I think that most people who advocate USB-C do it because they want the world to use only one cable, so they wouldn't need so many different ones.
For that matter, why do people prefer PS/2?
Myths.
1. People used to believe that you couldn't do N-key rollover over USB... Well that was
partially true, because first it took a while before the industry figured out how, and second there were some stupid bugs in some host USB stacks which made early attempts at NKRO over USB incompatible with them. And many keyboards listed as being NKRO are actually still only 6KRO over USB.
2. PC gamers look for the maximum speed, and the theoretical speed for
a single key press over PS/2 is allowed to be
slightly faster. Actually the allowed rate of PS/2 (key press per second) is a
range within which the more fixed max rate of Full-Speed USB (frame per second) lies, so ... a PS/2 keyboard could actually have a
lower transfer rate than a modern mechanical USB keyboard.
But that is still only
transfer rate, not
latency. In practice, there are many other factors within the controller that can add latency.

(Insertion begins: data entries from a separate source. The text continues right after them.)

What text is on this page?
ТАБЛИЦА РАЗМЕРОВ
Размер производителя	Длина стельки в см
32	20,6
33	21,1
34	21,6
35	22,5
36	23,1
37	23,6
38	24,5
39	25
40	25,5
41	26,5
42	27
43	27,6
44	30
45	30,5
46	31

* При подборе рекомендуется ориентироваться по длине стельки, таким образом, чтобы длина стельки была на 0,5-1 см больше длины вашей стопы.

It is likely that the microcontroller in a vintage PS/2 keyboard is much slower than a 32-bit ARM microcontroller in a modern keyboard for everything but the protocol itself.
Not that there isn't room for speed improvements in modern microcontrollers: for one thing, much USB hardware require packets to be put in a queue whereas the USB protocol is based on polling¸ so a packet may have to wait in its queue for several microseconds before the host polls it — thus being several microseconds stale when it is polled instead of being the last recorded state.
I think that a lot of the USB hardware (and some of the HID protocol itself) had been inspired by the PS/2 in the first place — where you
had to queue up input. I would speculate that the rationale for some could have been to make it easier to adapt devices to USB back in the day when USB was introduced.
And BTW, it is also possible to run a keyboard over
High-Speed USB which is even faster, but I have only seen that
done by an enthusiast.
You can turn on your computer from the PS/2 keyboard.
You can do that with USB too.
Both types of ports have to be powered to allow this, but a USB device connected to an "off" computer is required to go into "suspend" mode where it must draw only a very small current. PS/2 does not have a low-power mode.